Cumhurbaşkanı Ersin Tatar, Kıbrıs’ta adil ve kalıcı bir çözümün egemen eşit ve uluslararası statüsü teyit edilmiş 2 devletin varlığından geçtiğini belirterek, “Tel Aviv ve Atina, beni ülkenin başında görmek istemiyor.” dedi.
Tatar, Cumhurbaşkanlığı Yerleşkesi’nde, 19 Ekim Pazar günü yapılacak cumhurbaşkanı seçiminin ilk turu ile ilgili AA muhabirine değerlendirmelerde bulundu.
Seçimin çok önemli olduğunu kaydeden Tatar, “Çünkü karşımızda bir blok vardır. Yıllardır Türkiye ve bize karşı aşırı şekilde muhalefet yapan Güney Kıbrıs Rum Yönetimi ile kendilerini özdeşleştiren bir bloktan bahsediyorum.” diye konuştu.
Tatar, yıllar süren federasyon görüşmelerinden bir sonuç alınamadığını hatırlatarak, KKTC’nin eski cumhurbaşkanlarından Mehmet Ali Talat ile Mustafa Akıncı’nın Kıbrıslı Rumlara bazı tavizler vermeye hazır olmalarına rağmen Ada’da barışın sağlanamadığını söyledi.
Güney Kıbrıs’taki Kıbrıslı Rumların Kıbrıs’ın tamamını istediklerini belirten Tatar, “Federasyon demek Kıbrıslı Rumlarla masaya oturmak ve Türk askerinin buradan çıkması demektir. Halkımızın asla böyle bir şeye müsaade etmemesi gerekir. Her türlü bekamız Türkiye’nin buradaki varlığına bağlıdır. Kısa günün karı için federasyoncuların kazanması arzu edilecek bir şey değildir. Sonuçta ben halkıma güveniyorum ve en doğru kararı onlar verecektir.” ifadelerini kullandı.
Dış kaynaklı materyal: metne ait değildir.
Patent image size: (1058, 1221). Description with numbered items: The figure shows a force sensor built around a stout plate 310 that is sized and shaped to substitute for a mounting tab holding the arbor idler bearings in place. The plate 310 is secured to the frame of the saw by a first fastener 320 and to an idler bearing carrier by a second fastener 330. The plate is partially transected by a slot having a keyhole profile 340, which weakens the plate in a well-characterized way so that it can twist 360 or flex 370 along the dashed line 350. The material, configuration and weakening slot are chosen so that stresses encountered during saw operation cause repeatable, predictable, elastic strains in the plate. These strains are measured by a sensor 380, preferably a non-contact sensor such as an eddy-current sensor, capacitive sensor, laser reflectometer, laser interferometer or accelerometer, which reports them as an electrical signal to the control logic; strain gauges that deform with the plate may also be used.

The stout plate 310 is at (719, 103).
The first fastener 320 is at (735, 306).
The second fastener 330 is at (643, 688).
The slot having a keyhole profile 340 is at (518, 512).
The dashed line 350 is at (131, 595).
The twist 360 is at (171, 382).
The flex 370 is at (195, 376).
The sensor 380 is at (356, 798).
Tatar, Kıbrıs Türk halkının devletine sahip çıkması gerektiğini vurgulayarak, devletten feragat etmeleri durumunda biteceklerini söyledi.
Cumhurbaşkanı Tatar, “Kıbrıs Rum basını, devamlı ‘Tatar kaybedecek, Tufan Erhürman (Cumhuriyetçi Türk Partisi cumhurbaşkanı adayı) gelecek ve müzakereler başlayacak’ şeklinde yayınlar yapıyor. Bunun sebebi Güney Kıbrıs Lideri Nikos Hristodulidis’in halkına Türk liderliğini müzakereye mecbur etmiş görüntüsü vermek içindir. Karşı taraf benim dik duruşumdan iyice sıkılmıştı.” dedi.
Tatar, KKTC’nin refahı ve geleceği için ellerinden gelen mücadeleyi verdiklerini, yurt dışındaki birçok toplantıda KKTC’yi kendi bayrağı ve anayasal adı ile temsil edebildiğini dile getirdi.
Türk ve İslam dünyasının KKTC’ye yönelik ilgisinin her geçen gün daha da arttığına işaret eden Tatar, uluslararası ambargo ve izolasyonları Türkiye’nin koşulsuz desteği sayesinde aştıklarını kaydetti.
Tatar, KKTC’deki refah düzeyinin yükselmeye devam ettiğine dikkati çekerek, ülkesinin geleceğinde umut gördüğünü ifade etti.
– “Güney Kıbrıs halkı silahlanmadan rahatsız”
Tatar, güvenlik gerekçesiyle çok sayıda İsraillinin Güney Kıbrıs’a yerleştiğini söyledi.
Ayrıca İsrail’in Kıbrıs Rum Yönetimi’ni silahlandırdığını aktaran Tatar, “Güney Kıbrıs halkı silahlanmadan rahatsız.” dedi.
Tatar, Kıbrıslı Rumların yaptığı silahlanmanın, Kıbrıslı Rum Lider Nikos Hristodulidis’in boyunu aştığını belirterek, “Hristodulidis büyük işlere bulaşmıştır. Silahlanma ile birlikte işi içinden çıkılmaz durumlara sokmuştur. Ekonomisi turizm ve bankacılığa dayanan bir yer, bu kadar büyük silahlanmayı kaldıramaz.” diye konuştu.
Kıbrıs’ta adil ve kalıcı bir çözümün egemen eşit ve uluslararası statüsü teyit edilmiş 2 devletin varlığından geçtiğini yineleyen Cumhurbaşkanı Tatar, “Tel Aviv ve Atina, beni ülkenin başında görmek istemiyor. Çünkü ben onlara karşı Türkiye ile birlikte dik duruş sergiliyorum. Onların oyunlarını bozuyorum. Beni neden istesinler?” değerlendirmesinde bulundu.
Tatar, Gazze’de yaşananların Filistinlilerin var olmaları için 2 devletliliğin esas ve akılcı bir yöntem olduğunu gözler önüne serdiğini vurguladı.